J’ai connu Aznavour relativement tard, moi, fan des groupes pop rock américain et anglais. Les radios dans les années soixante, soixante dix le passaient rarement ;  il fallait écouter des émissions plus culturelles pour l’entendre. Je me souviens où je l’ai vraiment découvert. Rendant visite à ma sœur, étudiante à Paris, j’ai vu plusieurs 33 tours d’Aznavour dans son studio et je les ai tous écoutés, découvrant cette poésie, cette écriture juste. Je me rappelle cette chanson « tu te laisse aller ! » qui raconte l’habitude et le laisser aller d’une femme, oubliant les efforts à accomplir pour continuer à se faire aimer. Puis « Désormais», « la mamma »  enfin tout le répertoire. Et il y a eu « emmenez-moi » qui a été un « tube » et fait connaitre Aznavour au grand public.

Il disait qu’il pouvait passer des heures à trouver le seul mot, parmi d’autres, qui ferait la rime voulue. Cela se sent dans ses chansons abouties, tous les mots sont à leur place et on ne pourrait pas en chnager ; rendant la poésie facile à écouter. Les gens en le chantant déclament, au contraire de M Jourdain, de la poésie sans le savoir.

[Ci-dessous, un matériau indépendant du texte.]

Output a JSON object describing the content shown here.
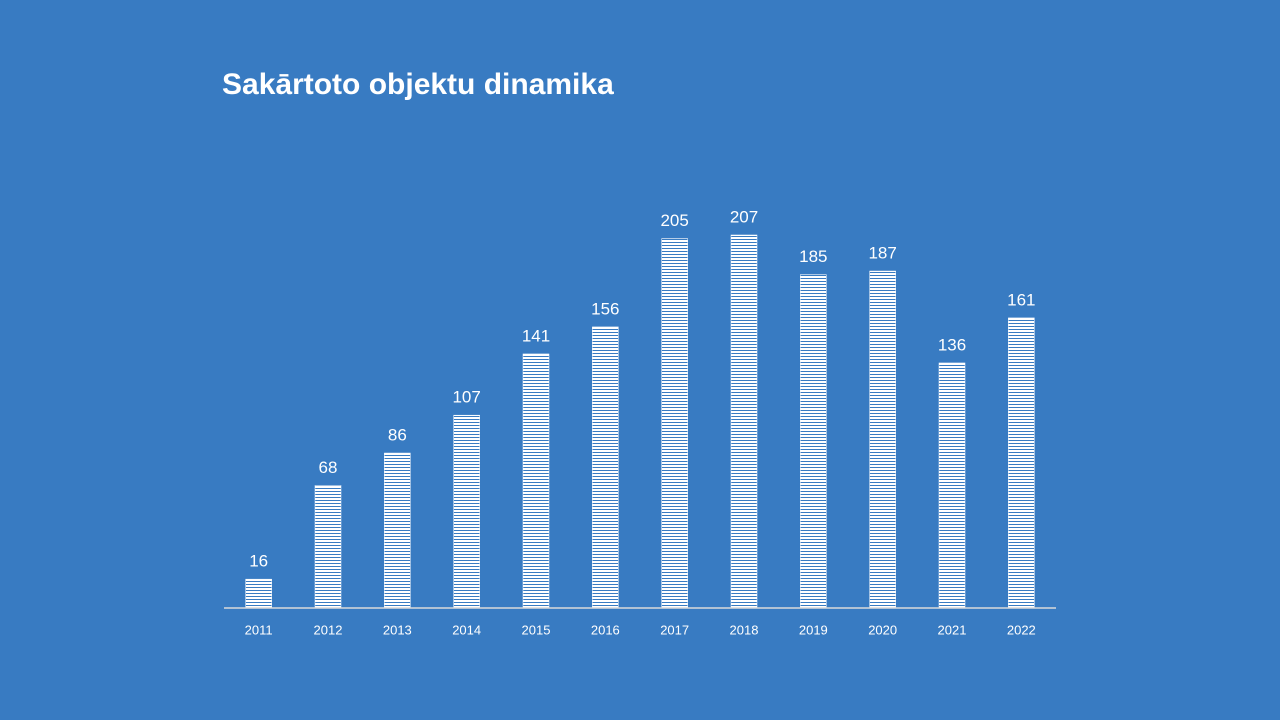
{
  "chart_data": {
    "type": "bar",
    "title": "Sakārtoto objektu dinamika",
    "categories": [
      "2011",
      "2012",
      "2013",
      "2014",
      "2015",
      "2016",
      "2017",
      "2018",
      "2019",
      "2020",
      "2021",
      "2022"
    ],
    "values": [
      16,
      68,
      86,
      107,
      141,
      156,
      205,
      207,
      185,
      187,
      136,
      161
    ],
    "color": "#ffffff",
    "ylim": [
      0,
      250
    ]
  }
}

Ma chanson préférée reste « comme ils disent ! ». Avant tout c’est une chanson politique, écrite au début des années soixante dix, au temps où les homosexuels étaient emprisonnés, voire condamnés à mort dans beaucoup de pays; ils étaient moqués dans les autres. Aznavour a eu le courage de se mettre dans la peau d’un homosexuel pour donner une autre idée de ces gens qu’on disait « contre nature ».  Plus qu’une chanson, c’est un film qui se déroule avec des scènes et des plans. Il décrit une vie « misérable » d’un vieux garçon; puis vient le couplet « mais mon vrai métier.. » et là il s’enflamme montrant la seconde et vraie vie du personnage. Lorsque j'écoute cette chanson je suis toujours transporté par les mots et le rythme des vers.

Pour illustrer et faire connaitre la vie d’une grande partie du vingtième siècle il suffit d’emporter la discographie de Charles Aznavour.

C’est cela un grand poète de son temps.